捶腿內侍斜眼窺他,這個人他認識。是皇帝的心腹,也是皇帝散在皇宮中的密探。
「此事當真?」
內侍只覺蒼鴻宇腿下肌肉一繃。
那人道,「回皇上,此事確實是真!」
「這個孽障!」蒼鴻宇勃然大怒,猛然將手中盤玩多年的佛玉珠串摔在地上,玉珠驟然震散,彈跳滾落,蹬蹬作響。
皇帝震怒,養居殿內外全部跪下,臉埋在地上!
「他竟敢做出這樣大逆不道的事情!朕還沒死呢!這個孽障!孽障!孽障!「皇帝顯然惱極,接連罵了三聲,「枉朕對他還寄予厚望!這樣的人,要是登了皇位還了得!豈不要弒兄霸嫂!」
——
翌日,荊王府正廳。
十幾人正廳端坐,身穿紫金朝服,前胸後背繡着鬥牛、麒麟、飛魚等瑞獸的紋樣。熟悉朝事的人一眼便知,在座之人皆是朝中三品以上的官吏大員。
眾人捧着茶,面色凝重。大年初一,荊王急急召他們過來,也不知所謂何事。
等了約莫半盞茶功夫,便見蒼彥易從屏風後面走了出來。
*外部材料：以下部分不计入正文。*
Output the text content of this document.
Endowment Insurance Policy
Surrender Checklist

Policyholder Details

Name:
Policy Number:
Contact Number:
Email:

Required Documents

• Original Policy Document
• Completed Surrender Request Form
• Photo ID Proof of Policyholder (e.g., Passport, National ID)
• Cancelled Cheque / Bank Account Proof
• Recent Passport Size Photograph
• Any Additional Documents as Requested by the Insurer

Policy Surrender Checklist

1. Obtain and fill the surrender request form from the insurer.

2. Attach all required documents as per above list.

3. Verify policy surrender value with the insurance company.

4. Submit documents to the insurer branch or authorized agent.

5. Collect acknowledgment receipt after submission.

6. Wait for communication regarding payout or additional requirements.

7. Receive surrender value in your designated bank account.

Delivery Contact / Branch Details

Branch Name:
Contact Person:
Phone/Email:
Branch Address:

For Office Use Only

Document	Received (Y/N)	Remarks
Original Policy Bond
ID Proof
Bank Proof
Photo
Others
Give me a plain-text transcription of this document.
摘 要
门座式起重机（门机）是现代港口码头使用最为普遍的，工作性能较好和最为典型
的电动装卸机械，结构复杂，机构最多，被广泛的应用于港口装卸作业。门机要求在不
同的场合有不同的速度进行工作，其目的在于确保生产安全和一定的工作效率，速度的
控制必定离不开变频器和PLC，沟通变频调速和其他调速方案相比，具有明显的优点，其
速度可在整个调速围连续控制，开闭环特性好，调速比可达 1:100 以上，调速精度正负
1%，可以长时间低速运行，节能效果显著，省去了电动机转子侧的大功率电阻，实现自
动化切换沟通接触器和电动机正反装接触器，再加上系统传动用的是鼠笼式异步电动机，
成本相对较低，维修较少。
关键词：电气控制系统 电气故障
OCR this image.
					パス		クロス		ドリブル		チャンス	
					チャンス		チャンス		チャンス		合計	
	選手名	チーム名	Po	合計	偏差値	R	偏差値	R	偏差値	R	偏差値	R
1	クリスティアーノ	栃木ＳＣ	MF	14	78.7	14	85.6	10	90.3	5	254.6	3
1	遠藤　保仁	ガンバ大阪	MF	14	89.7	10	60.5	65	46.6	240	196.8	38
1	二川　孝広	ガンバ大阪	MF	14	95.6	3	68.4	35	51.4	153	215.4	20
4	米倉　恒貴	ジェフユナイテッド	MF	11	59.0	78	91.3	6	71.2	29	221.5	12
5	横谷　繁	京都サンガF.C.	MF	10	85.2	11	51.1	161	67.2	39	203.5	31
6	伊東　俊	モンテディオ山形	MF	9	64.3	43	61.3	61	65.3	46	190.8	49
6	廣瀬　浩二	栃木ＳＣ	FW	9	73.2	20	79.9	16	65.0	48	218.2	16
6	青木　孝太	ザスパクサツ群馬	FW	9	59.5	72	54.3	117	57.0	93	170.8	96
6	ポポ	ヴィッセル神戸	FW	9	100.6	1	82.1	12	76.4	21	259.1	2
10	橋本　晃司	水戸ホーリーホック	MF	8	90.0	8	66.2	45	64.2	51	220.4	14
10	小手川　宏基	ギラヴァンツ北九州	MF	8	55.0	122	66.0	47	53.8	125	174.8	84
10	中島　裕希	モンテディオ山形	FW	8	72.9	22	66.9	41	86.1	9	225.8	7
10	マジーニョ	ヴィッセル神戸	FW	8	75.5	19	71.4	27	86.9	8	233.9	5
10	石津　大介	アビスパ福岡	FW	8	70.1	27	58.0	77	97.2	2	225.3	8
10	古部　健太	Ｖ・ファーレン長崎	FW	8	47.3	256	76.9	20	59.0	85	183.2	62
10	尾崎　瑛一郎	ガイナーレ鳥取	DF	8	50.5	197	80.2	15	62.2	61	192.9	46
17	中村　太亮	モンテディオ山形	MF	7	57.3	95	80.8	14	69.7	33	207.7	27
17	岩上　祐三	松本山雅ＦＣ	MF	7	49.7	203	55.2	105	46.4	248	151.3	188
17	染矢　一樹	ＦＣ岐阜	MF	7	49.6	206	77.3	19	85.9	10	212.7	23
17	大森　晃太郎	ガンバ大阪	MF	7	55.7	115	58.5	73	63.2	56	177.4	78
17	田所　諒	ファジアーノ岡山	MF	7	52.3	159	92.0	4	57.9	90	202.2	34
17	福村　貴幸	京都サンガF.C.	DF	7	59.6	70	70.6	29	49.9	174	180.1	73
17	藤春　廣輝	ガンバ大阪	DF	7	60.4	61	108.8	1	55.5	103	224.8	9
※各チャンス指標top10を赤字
挺拔高大的身軀撐着玄紋紫袍,負手而行,散發着與生俱來的尊貴之氣,鳳眸桀驁,神情凌冽。
眾人起身齊齊行了禮,蒼彥易頷首。
相互落座。
「今日召諸位前來,是有一事告知。」蒼彥易淡淡開口,「年假結束,初五開朝,本王要全力打壓肅王一黨。」
蒼彥易一句話,簡單的數十字,猶如一石激千浪,眾人譁然!雖然知道荊王與肅王之間的皇位爭奪是早晚的事,卻不想會來的這麼快,這麼突然!
「荊王,這是否太過着急了?兩王對峙、平衡之勢已有數年之久,彼此之間了解透徹。若是毫無準備突然打壓,臣擔心我們反會陷入困境。」左都御史稟道。
蒼彥易掃了他一眼,薄唇輕啟,「本王已經給了你們四天時間準備,難道還不夠嗎?」
左都御史一怔,若現在開始準備,從年初一到年初五,正好是四天!抬眼暗窺荊王神色,只見他俊面微繃,眸光銳利,正座之上,渾然王者之尊!
「臣等領命。」廳內眾官起身齊道。
左都御史暗嘆,今年這個年節怕是不好挨了……
——
「你確定這是皇上的原話?」韓簡盯着跪在地上的內侍,厲聲問道。
「奴才確定,當時奴才正在給皇上捶腿,離皇上也是最近,聽得一字不差,一字不落!」
韓簡聞言,後退兩步跌坐在鳳榻上。
韓陽揮手將那內侍打發出去,「小妹,皇上此言,看來是下定決心不會傳位於曜兒了……為今之計,便只有破釜沉舟了!」
韓簡握拳,眯了美眸。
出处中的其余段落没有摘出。